After a long time huddled in my corner, I gradually recalled that I had grabbed my satellite phone as we left. I reached carefully into the pocket of my hoodie and pulled it out, the skin on my trembling hand screaming at the contact.
I held it tightly, glad for the protective casing or I would not have dared to even try in the state I was in. I brought the screen to life and it told me it was about quarter after nine. I punched in my passcode and went into my messages and found my dad's number.
Me: Do you know what's happening?
I grasped the phone tightly in my hand while I waited, feeling the burn of the smooth casing against my palm.
It felt like it took a long time for him to respond.
Dad: Reinforcements are on their way.
Me: Who's coming?
Dad: Sean was off tonight, but he volunteered to lead the second wave. Derrick is leading the first
Would I be happier not knowing? Still, I pressed him for more information.
Me: Who's in the first, dad? I want to know and I'm only imagining the worst
My mind whirled as I read the names my dad sent. Many caused me real organic fear.

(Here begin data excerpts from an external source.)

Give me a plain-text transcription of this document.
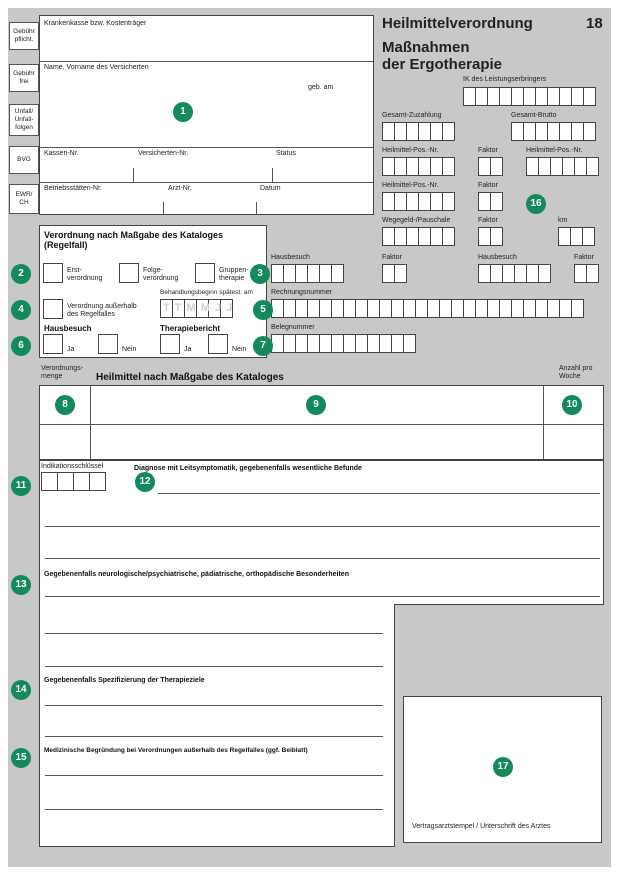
Gebühr pflicht.
Gebühr frei
Unfall/ Unfall- folgen
BVG
EWR/ CH
Krankenkasse bzw. Kostenträger
Name, Vorname des Versicherten
geb. am
1
Kassen-Nr.	Versicherten-Nr.	Status
Betriebsstätten-Nr.	Arzt-Nr.	Datum
Heilmittelverordnung	18
Maßnahmen
der Ergotherapie
IK des Leistungserbringers
Gesamt-Zuzahlung	Gesamt-Brutto
Heilmittel-Pos.-Nr.	Faktor	Heilmittel-Pos.-Nr.
Heilmittel-Pos.-Nr.	Faktor
16
Wegegeld-/Pauschale	Faktor	km
Hausbesuch	Faktor	Hausbesuch	Faktor
Rechnungsnummer
Belegnummer
Verordnung nach Maßgabe des Kataloges
(Regelfall)
Erst-
verordnung
Folge-
verordnung
Gruppen-
therapie
Behandlungsbeginn spätest. am
Verordnung außerhalb
des Regelfalles
T T M M J J
Hausbesuch	Therapiebericht
Ja	Nein	Ja	Nein
2	3
4	5
6	7
Verordnungs-
menge	Heilmittel nach Maßgabe des Kataloges
Anzahl pro
Woche
8	9	10
Indikationsschlüssel	Diagnose mit Leitsymptomatik, gegebenenfalls wesentliche Befunde
12
Gegebenenfalls neurologische/psychiatrische, pädiatrische, orthopädische Besonderheiten
Gegebenenfalls Spezifizierung der Therapieziele
Medizinische Begründung bei Verordnungen außerhalb des Regelfalles (ggf. Beiblatt)
11
13
14
15
17
Vertragsarztstempel / Unterschrift des Arztes
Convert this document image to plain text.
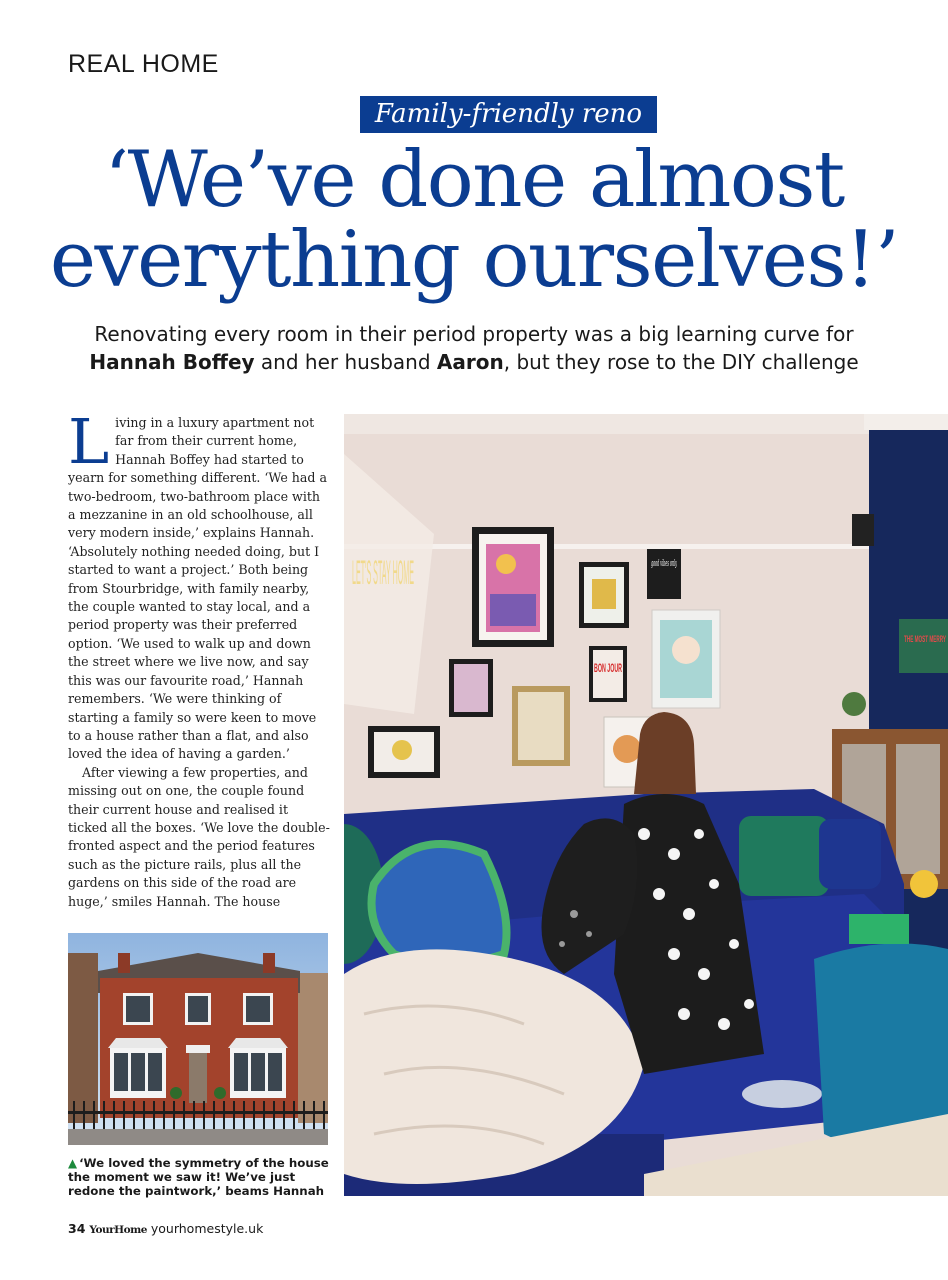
REAL HOME
Family-friendly reno
‘We’ve done almost
everything ourselves!’
Renovating every room in their period property was a big learning curve for
Hannah Boffey and her husband Aaron, but they rose to the DIY challenge

Living in a luxury apartment not far from their current home, Hannah Boffey had started to yearn for something different. ‘We had a two-bedroom, two-bathroom place with a mezzanine in an old schoolhouse, all very modern inside,’ explains Hannah. ‘Absolutely nothing needed doing, but I started to want a project.’ Both being from Stourbridge, with family nearby, the couple wanted to stay local, and a period property was their preferred option. ‘We used to walk up and down the street where we live now, and say this was our favourite road,’ Hannah remembers. ‘We were thinking of starting a family so were keen to move to a house rather than a flat, and also loved the idea of having a garden.’

After viewing a few properties, and missing out on one, the couple found their current house and realised it ticked all the boxes. ‘We love the double-fronted aspect and the period features such as the picture rails, plus all the gardens on this side of the road are huge,’ smiles Hannah. The house

▲ ‘We loved the symmetry of the house the moment we saw it! We’ve just redone the paintwork,’ beams Hannah
LET'S STAY HOME	good vibes only
BON JOUR
THE MOST MERRY
34 YourHome yourhomestyle.uk
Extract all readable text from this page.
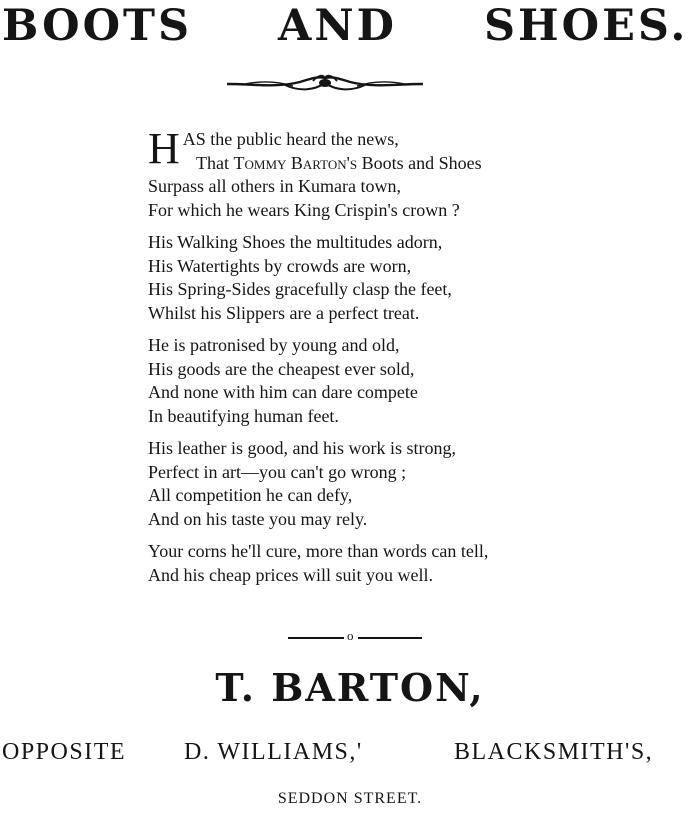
BOOTS AND SHOES.
H AS the public heard the news,
That Tommy Barton's Boots and Shoes
Surpass all others in Kumara town,
For which he wears King Crispin's crown ?
His Walking Shoes the multitudes adorn,
His Watertights by crowds are worn,
His Spring-Sides gracefully clasp the feet,
Whilst his Slippers are a perfect treat.
He is patronised by young and old,
His goods are the cheapest ever sold,
And none with him can dare compete
In beautifying human feet.
His leather is good, and his work is strong,
Perfect in art—you can't go wrong ;
All competition he can defy,
And on his taste you may rely.
Your corns he'll cure, more than words can tell,
And his cheap prices will suit you well.
o
T. BARTON,
OPPOSITE D. WILLIAMS,'	BLACKSMITH'S,
SEDDON STREET.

Todd was a year younger than Matthias and I, but our school was so small he had been in our class most years while we were growing up. He could be quite silly when the mood struck him, but he had always been a loyal friend. He had the same training as the rest of the warriors, but I still worried about him because he had always seemed a bit too soft to defend himself in battle. I swallowed.
Then there were Dave and Terrence. I playfully mocked my brother's best friends, but I cared about them almost like brothers. I worried for Sean if something happened to either one of them.
And Ernie, Matthias's ridiculous cousin and my irritating flirty friend. He was our age so he had always been in our class. He was not my favourite, but I still cared.
And so many others.
I was afraid. A second wave of reinforcements, something I could not remember any territory ever sending before, besides when the attack was on their own land.
Me: What about Matt?
There was no immediate response and my heart caught in my throat.
I tried another query.
Me: Is Austin also sending a second wave?
Before I got an answer to either question, I was surprised by a familiar voice whispering my name softly, as if I would break if he spoke louder.
"Matt?" I said, glancing at him.
"Hey, Elise."
"I'm surprised you're not fighting," I whispered.
He shrugged. "I could have joined the second wave, but I came here to help the secondary defense instead."
Matthias would have liked to be out attacking the enemy, but he had come here to me instead. It was selfish, but I felt so much relief at his presence I could not argue. I still worried for the others, but at least I knew he was safe.
"You're shaking," he commented.
"It's always like this when he's away," I told him, my voice a quivering mess.
A dark expression cross his handsome features, but then he shook his head.
Before I knew what he was doing, he lifted from my chair and sat down, moving me onto his lap. I nestled into his heat, and it was at least better than it usually was when Serge was far away.
Somehow, I escaped into an uneasy shallow slumber.